2. Patel MR, Klufas RA, Kim D, et al. MR angiography of the carotid bifurcation: artifacts and limitations. AJR Am J Roentgenol 1994; 162:1431-1437.
3. Grodzki DM, Jakob PM, Heismann B. Ultrashort echo time imaging using pointwise encoding time reduction with radial acquisition (PETRA). Magn Reson Med 2012; 67:510-518.
4. Natsuaki Y, Bi X, Grodzki DM, et al. PETRA qMRA: Towards Zero-Flow Dephasing Intracranial Non-Contrast MR Angiography. In:Proc. Intl. Soc. Mag. Reson. Med., 2015.
5. Natsuaki Y, Grimm R, Bi X, et al. PETRA quiet MRA: Improved Robustness with 3D Elastic Cross-Registration. In:Proc. Intl. Soc. Mag. Reson. Med., 2016.

Figures

Figure 1: Axial and MIP images of the left ICA (with thickness 15mm) show obvious flow dephasing artifact on TOF-MRA (a, c). PETRA-MRA (b, d) shows toward-zero dephasing artifact (red arrows).
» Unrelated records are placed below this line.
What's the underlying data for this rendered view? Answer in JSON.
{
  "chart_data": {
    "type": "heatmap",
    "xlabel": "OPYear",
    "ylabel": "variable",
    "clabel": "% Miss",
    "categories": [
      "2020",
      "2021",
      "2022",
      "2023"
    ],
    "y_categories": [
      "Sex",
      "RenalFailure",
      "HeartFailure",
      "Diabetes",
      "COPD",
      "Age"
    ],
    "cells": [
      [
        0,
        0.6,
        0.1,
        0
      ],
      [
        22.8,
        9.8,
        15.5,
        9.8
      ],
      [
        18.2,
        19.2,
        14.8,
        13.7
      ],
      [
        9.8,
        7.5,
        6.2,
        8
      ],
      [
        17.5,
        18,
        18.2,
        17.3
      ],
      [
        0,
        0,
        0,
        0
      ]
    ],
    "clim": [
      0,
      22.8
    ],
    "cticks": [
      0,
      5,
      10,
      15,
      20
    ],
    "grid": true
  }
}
Plot profile of TOF-MRA (e) shows a lower d value than that on PETRA-MRA (f) (0.71 vs. 1.0).


Figure 2: TOF-MRA (a, c) shows an obvious flow dephasing artifact within the ICA C4 segment, whereas PETRA-MRA (b, d) shows a very slight dephasing artifact (red arrows). The plot profile of TOF-MRA (e) shows a lower d value than that on PETRA-MRA (f) (0.90 vs. 0.95).